Grey faces beamed from shelves with the burn of Costa del Sol, the pinched family nose bouncing from face to face like an echo. I traced my fingers along the walls until they reached the new door. The conservatory yawned in front of me, a gaping hole in reality, as if from one of those dreams where you discover a new room in your house and awaken disappointed but relieved to find that everything is solid and the same. It had taken the place of the rusty door we hardly ever used so that instead of coming out onto the patio, I found myself in a small glass church, the panels stretching to a point above me, the birds and the photos and the lights flickering in the glass. As I pressed my face up against it I could see the little apple tree like a statue in the moonlight.
"I just need a few photos of the garden." His voice was dry and flat like pressed flowers.
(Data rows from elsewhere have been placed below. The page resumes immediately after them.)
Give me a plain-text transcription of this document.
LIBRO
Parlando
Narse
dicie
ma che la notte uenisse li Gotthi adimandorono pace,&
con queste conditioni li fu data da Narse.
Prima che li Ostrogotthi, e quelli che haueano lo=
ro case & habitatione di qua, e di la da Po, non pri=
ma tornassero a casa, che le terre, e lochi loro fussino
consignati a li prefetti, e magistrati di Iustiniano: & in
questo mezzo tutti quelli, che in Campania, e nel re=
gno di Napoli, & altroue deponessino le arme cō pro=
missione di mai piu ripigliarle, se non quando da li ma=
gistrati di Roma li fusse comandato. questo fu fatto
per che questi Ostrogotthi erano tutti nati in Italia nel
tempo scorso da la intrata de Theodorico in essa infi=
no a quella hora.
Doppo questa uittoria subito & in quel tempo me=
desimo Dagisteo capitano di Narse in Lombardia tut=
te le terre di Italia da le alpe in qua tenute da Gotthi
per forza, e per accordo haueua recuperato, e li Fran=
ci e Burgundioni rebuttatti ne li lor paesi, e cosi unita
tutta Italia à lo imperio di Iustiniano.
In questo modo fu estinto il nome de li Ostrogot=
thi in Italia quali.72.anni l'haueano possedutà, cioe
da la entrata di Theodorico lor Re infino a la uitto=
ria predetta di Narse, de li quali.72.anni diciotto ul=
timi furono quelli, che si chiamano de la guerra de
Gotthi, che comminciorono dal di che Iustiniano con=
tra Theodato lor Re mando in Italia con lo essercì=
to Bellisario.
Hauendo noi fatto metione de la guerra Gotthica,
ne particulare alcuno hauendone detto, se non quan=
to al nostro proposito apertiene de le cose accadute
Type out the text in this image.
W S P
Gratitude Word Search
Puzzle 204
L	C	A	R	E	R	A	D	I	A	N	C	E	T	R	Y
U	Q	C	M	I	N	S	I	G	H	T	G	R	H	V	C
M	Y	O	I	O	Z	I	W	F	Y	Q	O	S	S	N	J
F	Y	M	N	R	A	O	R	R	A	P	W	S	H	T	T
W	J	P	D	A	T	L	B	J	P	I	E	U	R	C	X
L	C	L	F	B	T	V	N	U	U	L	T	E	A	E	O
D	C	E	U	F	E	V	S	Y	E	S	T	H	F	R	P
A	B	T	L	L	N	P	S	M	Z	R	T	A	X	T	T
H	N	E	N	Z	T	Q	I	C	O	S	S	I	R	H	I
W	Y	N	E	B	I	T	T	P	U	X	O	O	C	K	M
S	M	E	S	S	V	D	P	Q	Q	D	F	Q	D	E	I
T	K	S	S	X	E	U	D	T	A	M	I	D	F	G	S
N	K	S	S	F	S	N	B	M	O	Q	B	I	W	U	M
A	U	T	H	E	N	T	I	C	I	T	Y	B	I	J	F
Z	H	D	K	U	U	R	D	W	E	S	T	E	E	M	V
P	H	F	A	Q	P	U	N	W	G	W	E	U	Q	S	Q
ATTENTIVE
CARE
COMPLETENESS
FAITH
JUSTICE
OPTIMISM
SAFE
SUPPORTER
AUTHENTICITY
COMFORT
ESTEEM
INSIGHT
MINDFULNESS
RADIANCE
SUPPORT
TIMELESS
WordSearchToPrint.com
The late summer sun hit the back fence, turning it into a solid gold bar. The apple tree stood patiently, the grass around it pockmarked by fallen apples I had gathered up that morning. As the camera flashed I could feel my back against the soft bark, the smell of new school jumpers and a trembling smile.
"These will be up in a few days."
"Sorry, I've just never had to sort anything like this before."
"Sure. This your parent's house?"
In the hall Molly brushed past me, her chubby mass purring, black tail flicking round my legs. The key was warm in my palm with the metallic tang of a coin on a hot day.
"Hello Molly," I put my hand out but she had already begun climbing the stairs. My eyes stayed on her until she was engulfed by the darkness. I hesitated. I knew I must leave. I could hear movement upstairs and the shadows on the landing began to shift. I knew that if I went up there I could perhaps help mum sort the washing and as the clock turned 9.00 I could get into bed and sleep. But I had left my television on. And that report needed doing, yes. And I told myself that the lasagne would be getting cold. I put the key down on the little table by the phone, its slender body skeletal and shining against the dark wood. I wouldn't leave a note. They would just find it one day and assume it had fallen from the pocket of that old raincoat that they hadn't used in months, the one that only ventured outdoors in the sludge and the wet and so only knew a grey world. I turned away and shut the door. I knew that behind me something was moving towards the glass, waiting just the other side of the door that stood like a dark lake. My eyes ached and my heart lurched but I walked on without looking back, my eyes on the sky the whole way home.